Festivalgoers party in its shadow at Armstrong Park throughout the year. Dance programs and operas are being presented next door at the Mahalia Jackson Theater for the Performing Arts. A few blocks away, the Saenger Theatre boasts Broadway shows and A-list comedians.

Despite all the activity around it, the Morris F.X. Jeff Sr. Municipal Auditorium has remained dark for nearly nine years.

“It’s the 800-pound gorilla,” said David Speights, co-president of North Rampart Main Street Inc., which promotes revitalization of the North Rampart corridor. “It was great when the Mahalia Jackson came back. It’s drawing performances and people. But we really need the auditorium to come back, too.”

The Municipal Auditorium hasn’t reopened since it took on 5 feet of water during Hurricane Katrina. Its closure has grown ever more conspicuous as a wave of other theaters and performance venues have been brought back to life.

But the city is finally taking steps toward rehabilitating the blighted building, once the most sought-after site for Carnival balls. The Landrieu administration’s first construction project on the building is underway.

The city intends to begin asbestos abatement, lead remediation and mold removal on the building in the fall, with plans to have it completely restored by October 2015. A plan for reopening the space has not been announced.

The Municipal Auditorium was built in 1929 with the capacity to house about 11,000 patrons, though it was generally divided into two sides, one seating about 5,000, the other about half that many. The auditorium was a popular venue for social and civic events. It was home to symphony concerts, operas, boxing matches and heated political rallies.

It was used as a temporary casino in the mid-1990s and also briefly housed the New Orleans Brass minor league hockey team.

But it was best known for hosting Carnival balls. In the last Carnival season before Katrina, the auditorium hosted 22 Mardi Gras balls.

“It’s where (the courts of) Rex and Comus used to meet” after holding their balls in the building’s two sides on Mardi Gras night, Speights said. “It’s tragic that hasn’t taken place for years now.”
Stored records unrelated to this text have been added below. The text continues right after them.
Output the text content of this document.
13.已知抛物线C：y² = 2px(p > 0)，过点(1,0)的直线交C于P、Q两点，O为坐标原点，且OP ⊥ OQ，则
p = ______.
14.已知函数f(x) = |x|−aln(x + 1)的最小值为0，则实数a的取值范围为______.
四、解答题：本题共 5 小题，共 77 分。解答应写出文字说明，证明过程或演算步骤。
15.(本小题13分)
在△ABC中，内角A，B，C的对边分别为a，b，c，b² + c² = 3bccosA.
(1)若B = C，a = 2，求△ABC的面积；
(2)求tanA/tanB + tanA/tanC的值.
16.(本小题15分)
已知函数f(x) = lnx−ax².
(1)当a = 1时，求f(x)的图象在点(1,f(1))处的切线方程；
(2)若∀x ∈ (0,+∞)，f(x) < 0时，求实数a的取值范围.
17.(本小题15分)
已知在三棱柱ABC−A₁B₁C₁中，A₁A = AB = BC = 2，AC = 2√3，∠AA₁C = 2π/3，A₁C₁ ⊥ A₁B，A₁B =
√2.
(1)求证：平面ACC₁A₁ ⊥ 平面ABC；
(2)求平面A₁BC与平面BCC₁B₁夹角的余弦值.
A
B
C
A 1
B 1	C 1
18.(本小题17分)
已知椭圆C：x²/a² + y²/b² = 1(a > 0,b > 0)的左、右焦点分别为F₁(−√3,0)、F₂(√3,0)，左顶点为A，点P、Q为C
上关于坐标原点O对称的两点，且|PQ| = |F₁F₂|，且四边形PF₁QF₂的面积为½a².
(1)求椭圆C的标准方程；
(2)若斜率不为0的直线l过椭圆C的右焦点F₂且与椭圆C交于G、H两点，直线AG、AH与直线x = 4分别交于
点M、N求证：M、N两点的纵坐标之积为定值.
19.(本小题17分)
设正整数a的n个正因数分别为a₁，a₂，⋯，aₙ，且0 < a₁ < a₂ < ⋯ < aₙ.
The only public plan for redeveloping the space since Katrina came during Mayor Ray Nagin’s administration. Developer Stewart Juneau’s plan called for renaming the auditorium the Center for Entertainment and Creative Industry. The building also would have included office space for production companies and other creative ventures. But it fizzled after Juneau’s contract with the city came under criticism from the New Orleans inspector general and the City Council.

When Mayor Mitch Landrieu took office in 2010, he did not include the building in his original list of projects the city committed to rebuilding.

Landrieu’s office has haggled with FEMA about how much the federal agency should pay to help repair the building. FEMA originally offered $7 million. The city has managed to nearly triple that to $20 million, a spokesman for the city said.

The first indication that the space would indeed be restored came this year. In January, the city began pumping leftover Katrina water from the auditorium’s basement. That work is scheduled to be completed by the end of June.

While it is ongoing, the building’s doors and windows remain boarded. City spokesman Tyler Gamble said the New Orleans Police Department monitors the building daily.

The patrols, however, have not stopped people from breaking into the abandoned building.

Leo Watermeier, who lives near the park and usually stops by on Sunday mornings to tend to the rose bushes, found a man sleeping on the auditorium’s lobby floor last week. Discarded food containers littered the floor nearby. A glass door had been broken.

“It’s been a frustration,” Watermeier said. “We’ve been very frustrated for years that we cannot get the city to fix up the auditorium. We feel like the city is the biggest slumlord in our neighborhood.”

The empty building has long been a source of irritation for people who live and work nearby. Many believe that reopening the auditorium would help to spur development along North Rampart.

“We obviously would like to see it redeveloped, renovated and repaired,” Speights said. “It would make business happier and streets busier.”

Emanuel Lain Jr. , who runs People United for Armstrong Park, an organization that produces the Jazz in the Park concert series, said he surveyed neighbors soon after Landrieu became mayor about what they’d like to see happen to the auditorium. He said he submitted the findings to the city in hopes of helping to redevelop it. But Lain said talks with the city haven’t progressed since then.

“We realized that we can’t move faster than what the city wants to move,” he said. “So we’ve been focused on the rest of the park issues.”

As the auditorium sits, the list of rejuvenated theaters in the city is growing. The city-owned Mahalia Jackson Theater reopened in 2009, followed by the Joy Theatre in 2011. The Saenger and Civic theaters reopened last year. The Civic had been closed for decades, while the Saenger had not reopened since Katrina. The Orpheum was recently purchased and is due to again become the home of the Louisiana Philharmonic Orchestra when it reopens next year. The historic Carver Theater, which was the Carver Medical Clinic before Katrina, reopened as a performance venue last month.

Late last month, the city advertised for bids to remove asbestos, lead-based paint and mold from the auditorium. That work is scheduled to begin in September.

By October 2015, the city expects to have removed “all contents” inside the building, replaced the sprinkler system and installed a new roof and interior ventilation system.